Since its founding in 2014, PharmEasy has raised approximately $1.12 billion across 16 investment rounds. Temasek, B Capital, Prosus, Steadview Capital, and Nandan Nilekani’s Fundamentum Partnership are just a few of the investors in it.

Due to challenges in generating money in the midst of a slowdown, PharmEasy, an Indian platform for pharmaceutical and medical services, has let go of staff members.

Although the precise number of employees affected by the downsizing is unknown, sources familiar with the matter told DealStreetAsia that the company has been letting go of staff in a variety of sectors, including logistics, procurement, operations, sales, design, and technology. While a non-official source said that up to 40% of the workforce may have been impacted.
The aforementioned sources claim that certain employees were let go owing to performance-related issues even though the corporation told many affected workers that the layoffs were necessary due to cost-cutting initiatives and lack funds.

The draught red herring prospectus (DRHP), which PharmEasy had intended to use to launch its IPO and generate between Rs. 3,000 crore and Rs. 3,700 crore, was withdrawn in August of last year. As a result, PharmEasy announced plans to raise money through a rights issue with current shareholders. The withdrawal was announced as being due to “market conditions and strategic considerations.”

Later in November, the startup obtained debt financing from EvolutionX Debt Capital, a platform that offers funding to companies in the development stage, for an undisclosed sum.

PharmEasy has raised more than $1.12 billion in funding since its founding in 2014 through 16 investment rounds, thanks to the backing of backers including Temasek, B Capital, Prosus, Steadview Capital, and Nandan Nilekani’s Fundamentum Partnership, among others. The company was valued at over $5 billion in its most recent investment round, which took place in October 2021.

The most recent layoffs at PharmEasy, according to media accounts, occurred in December.

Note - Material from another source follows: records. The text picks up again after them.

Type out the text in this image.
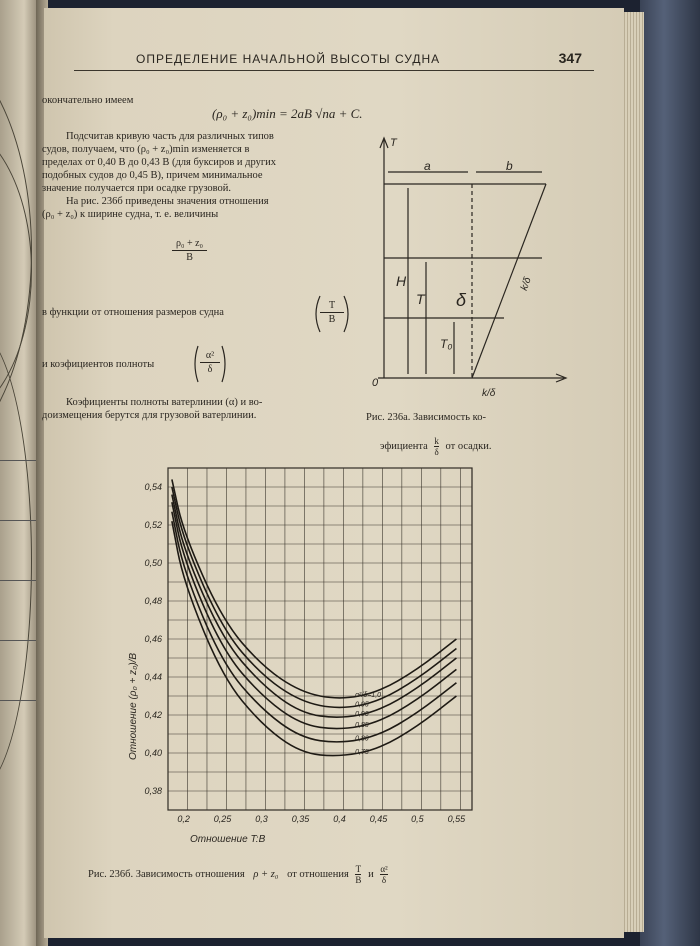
ОПРЕДЕЛЕНИЕ НАЧАЛЬНОЙ ВЫСОТЫ СУДНА	347
окончательно имеем
(ρ₀ + z₀)min = 2aB √na + C.
Подсчитав кривую часть для различных типов
судов, получаем, что (ρ₀ + z₀)min изменяется в
пределах от 0,40 B до 0,43 B (для буксиров и других
подобных судов до 0,45 B), причем минимальное
значение получается при осадке грузовой.
На рис. 236б приведены значения отношения
(ρ₀ + z₀) к ширине судна, т. е. величины
$\frac{\text{ρ₀ + z₀}}{B}$
в функции от отношения размеров судна	$\frac{T}{B}$
и коэфициентов полноты	$\frac{\text{α²}}{\delta}$
Коэфициенты полноты ватерлинии (α) и во-
доизмещения берутся для грузовой ватерлинии.
T
a	b
H
T δ
T₀
0
k/δ
k/δ
Рис. 236а. Зависимость ко-
эфициента $\frac{k}{\delta}$ от осадки.
0,38
0,40
0,42
0,44
0,46
0,48
0,50
0,52
0,54
0,2	0,25	0,3	0,35	0,4	0,45	0,5	0,55
α²/δ=1,0
0,95
0,90
0,85
0,80
0,75
Отношение (ρ₀ + z₀)/B
Отношение T:B
Рис. 236б. Зависимость отношения ρ + z₀ от отношения $\frac{T}{B}$ и $\frac{\text{α²}}{\delta}$
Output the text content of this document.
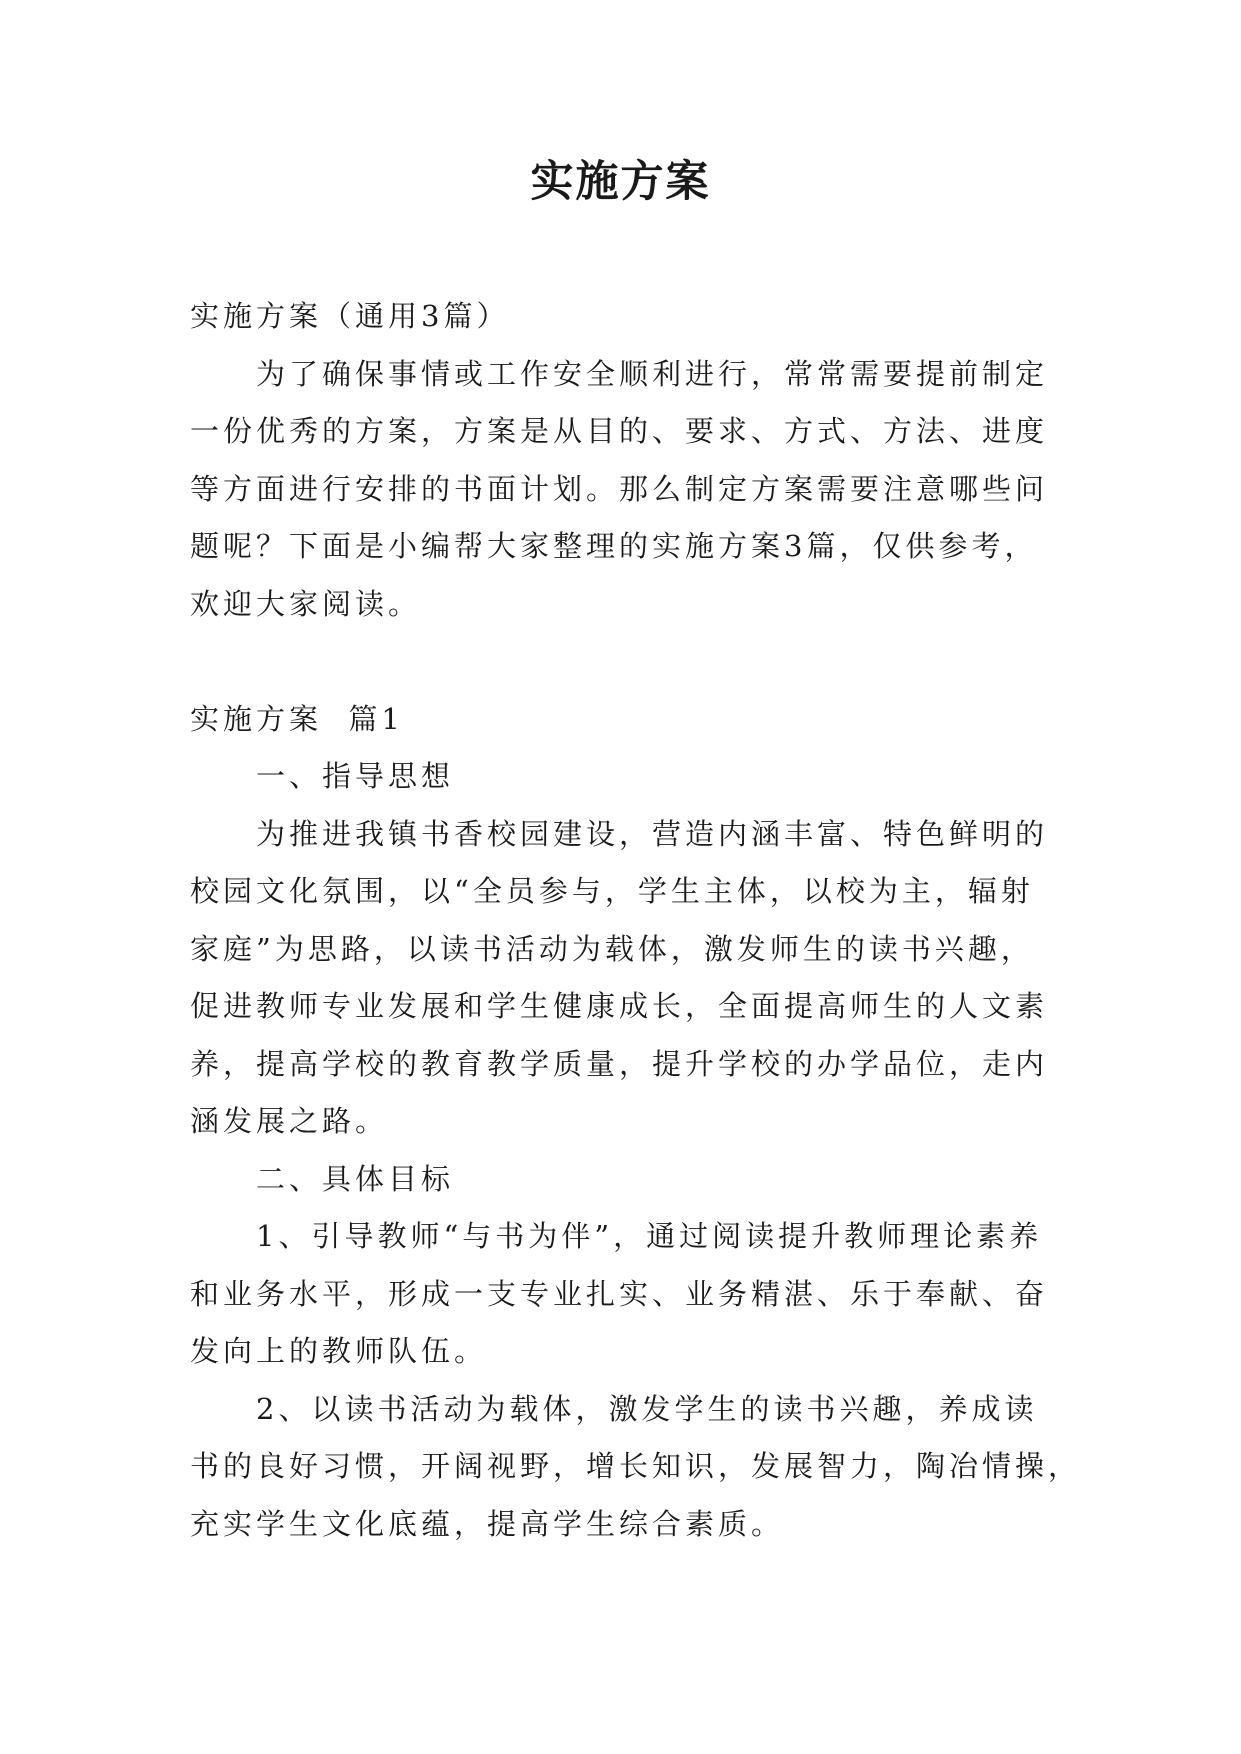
实施方案
实施方案（通用3篇）
为了确保事情或工作安全顺利进行，常常需要提前制定
一份优秀的方案，方案是从目的、要求、方式、方法、进度
等方面进行安排的书面计划。那么制定方案需要注意哪些问
题呢？下面是小编帮大家整理的实施方案3篇，仅供参考，
欢迎大家阅读。
实施方案  篇1
一、指导思想
为推进我镇书香校园建设，营造内涵丰富、特色鲜明的
校园文化氛围，以“全员参与，学生主体，以校为主，辐射
家庭”为思路，以读书活动为载体，激发师生的读书兴趣，
促进教师专业发展和学生健康成长，全面提高师生的人文素
养，提高学校的教育教学质量，提升学校的办学品位，走内
涵发展之路。
二、具体目标
1、引导教师“与书为伴”，通过阅读提升教师理论素养
和业务水平，形成一支专业扎实、业务精湛、乐于奉献、奋
发向上的教师队伍。
2、以读书活动为载体，激发学生的读书兴趣，养成读
书的良好习惯，开阔视野，增长知识，发展智力，陶冶情操，
充实学生文化底蕴，提高学生综合素质。
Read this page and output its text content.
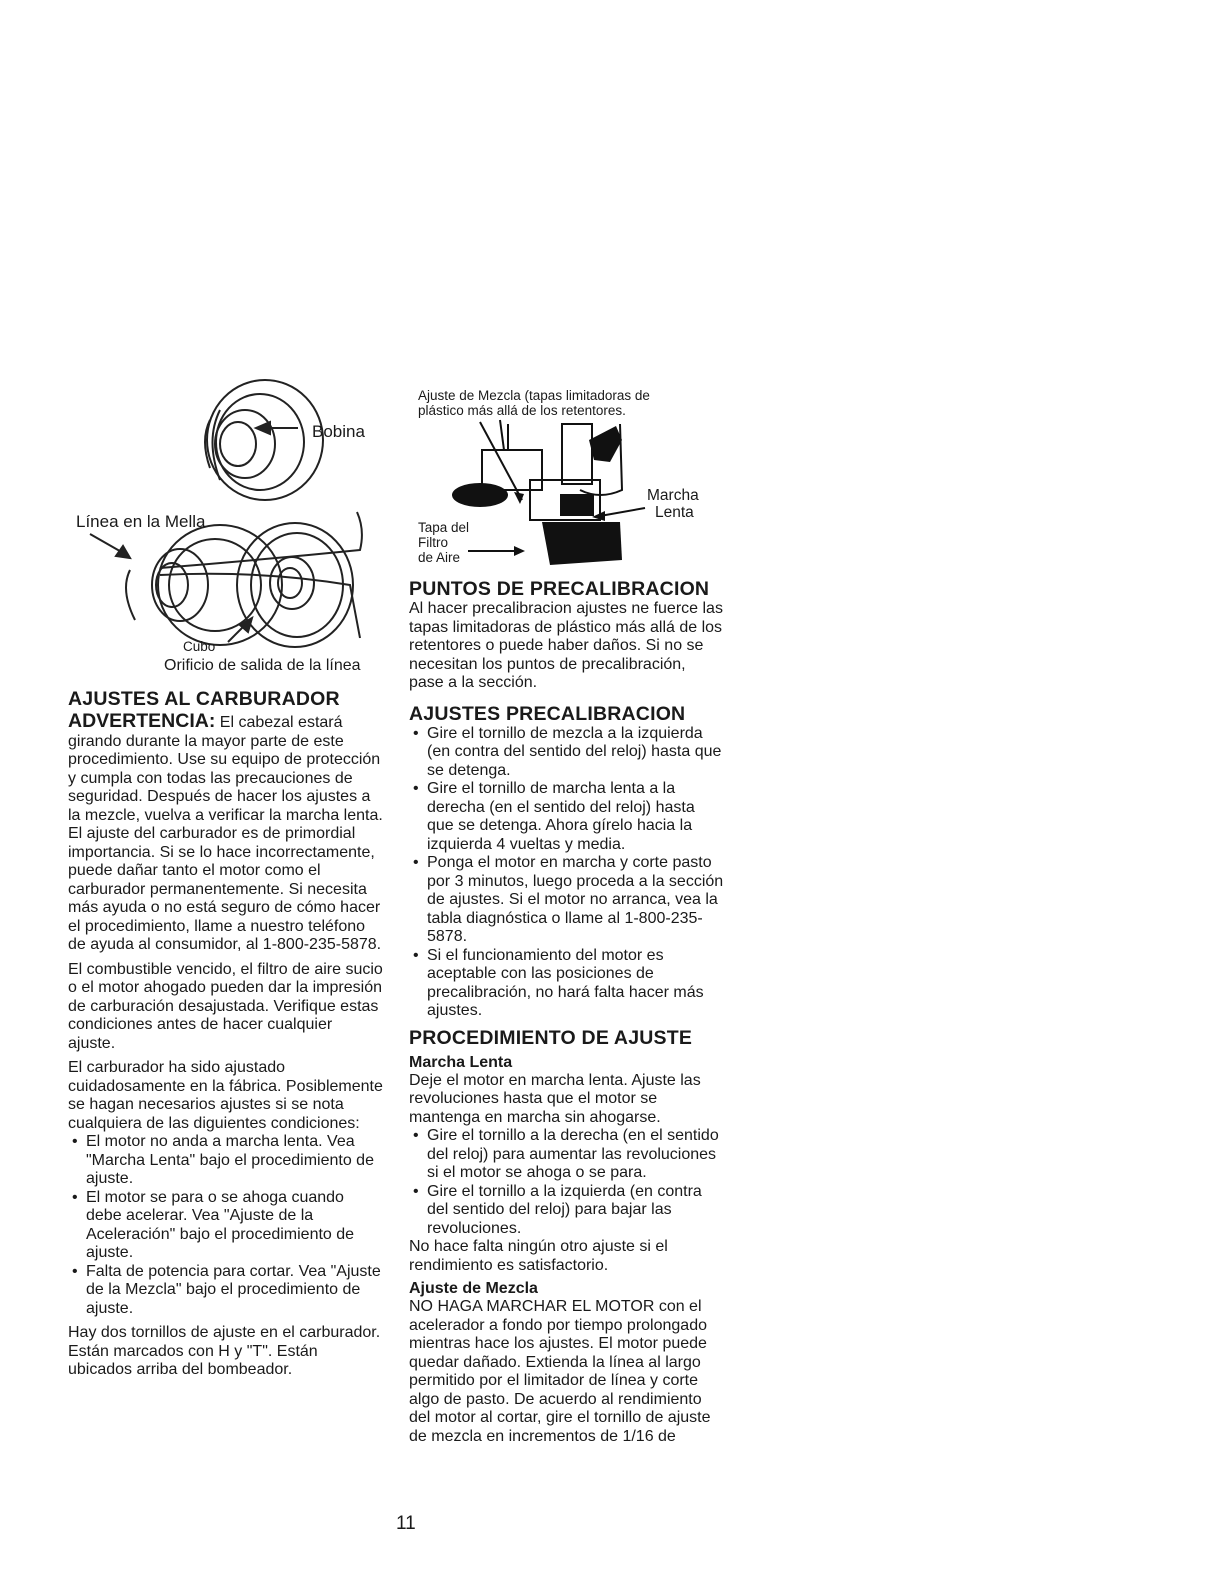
Bobina
Línea en la Mella
Cubo
Orificio de salida de la línea
Ajuste de Mezcla (tapas limitadoras de
plástico más allá de los retentores.
Marcha
Lenta
Tapa del
Filtro
de Aire
AJUSTES AL CARBURADOR

ADVERTENCIA: El cabezal estará girando durante la mayor parte de este procedimiento. Use su equipo de protección y cumpla con todas las precauciones de seguridad. Después de hacer los ajustes a la mezcle, vuelva a verificar la marcha lenta.

El ajuste del carburador es de primordial importancia. Si se lo hace incorrectamente, puede dañar tanto el motor como el carburador permanentemente. Si necesita más ayuda o no está seguro de cómo hacer el procedimiento, llame a nuestro teléfono de ayuda al consumidor, al 1-800-235-5878.

El combustible vencido, el filtro de aire sucio o el motor ahogado pueden dar la impresión de carburación desajustada. Verifique estas condiciones antes de hacer cualquier ajuste.

El carburador ha sido ajustado cuidadosamente en la fábrica. Posiblemente se hagan necesarios ajustes si se nota cualquiera de las diguientes condiciones:

• El motor no anda a marcha lenta. Vea "Marcha Lenta" bajo el procedimiento de ajuste.
• El motor se para o se ahoga cuando debe acelerar. Vea "Ajuste de la Aceleración" bajo el procedimiento de ajuste.
• Falta de potencia para cortar. Vea "Ajuste de la Mezcla" bajo el procedimiento de ajuste.

Hay dos tornillos de ajuste en el carburador. Están marcados con H y "T". Están ubicados arriba del bombeador.

PUNTOS DE PRECALIBRACION

Al hacer precalibracion ajustes ne fuerce las tapas limitadoras de plástico más allá de los retentores o puede haber daños. Si no se necesitan los puntos de precalibración, pase a la sección.

AJUSTES PRECALIBRACION
• Gire el tornillo de mezcla a la izquierda (en contra del sentido del reloj) hasta que se detenga.
• Gire el tornillo de marcha lenta a la derecha (en el sentido del reloj) hasta que se detenga. Ahora gírelo hacia la izquierda 4 vueltas y media.
• Ponga el motor en marcha y corte pasto por 3 minutos, luego proceda a la sección de ajustes. Si el motor no arranca, vea la tabla diagnóstica o llame al 1-800-235-5878.
• Si el funcionamiento del motor es aceptable con las posiciones de precalibración, no hará falta hacer más ajustes.
PROCEDIMIENTO DE AJUSTE
Marcha Lenta

Deje el motor en marcha lenta. Ajuste las revoluciones hasta que el motor se mantenga en marcha sin ahogarse.

• Gire el tornillo a la derecha (en el sentido del reloj) para aumentar las revoluciones si el motor se ahoga o se para.
• Gire el tornillo a la izquierda (en contra del sentido del reloj) para bajar las revoluciones.

No hace falta ningún otro ajuste si el rendimiento es satisfactorio.

Ajuste de Mezcla

NO HAGA MARCHAR EL MOTOR con el acelerador a fondo por tiempo prolongado mientras hace los ajustes. El motor puede quedar dañado. Extienda la línea al largo permitido por el limitador de línea y corte algo de pasto. De acuerdo al rendimiento del motor al cortar, gire el tornillo de ajuste de mezcla en incrementos de 1/16 de

11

According to Entrackr, PharmEasy’s yearly losses climbed by 4.3 times to Rs. 2,731 crore and its cash outflows from operations by 3.2 times to Rs. 2,589 crore in the fiscal year 2022. Chebolu V. Ram, the company’s CFO, left his post and joined Entero Healthcare, a provider of supply chain services for the medical industry, earlier this year.

PharmEasy’s cost-cutting initiatives come as fund managers are turning away from the healthtech sector to invest in the traditional healthcare sector, especially hospitals, as a result of macroeconomic difficulties.

The consumer preference for physical clinics over virtual consultations, which were in high demand during the pandemic time, has given rise to this trend.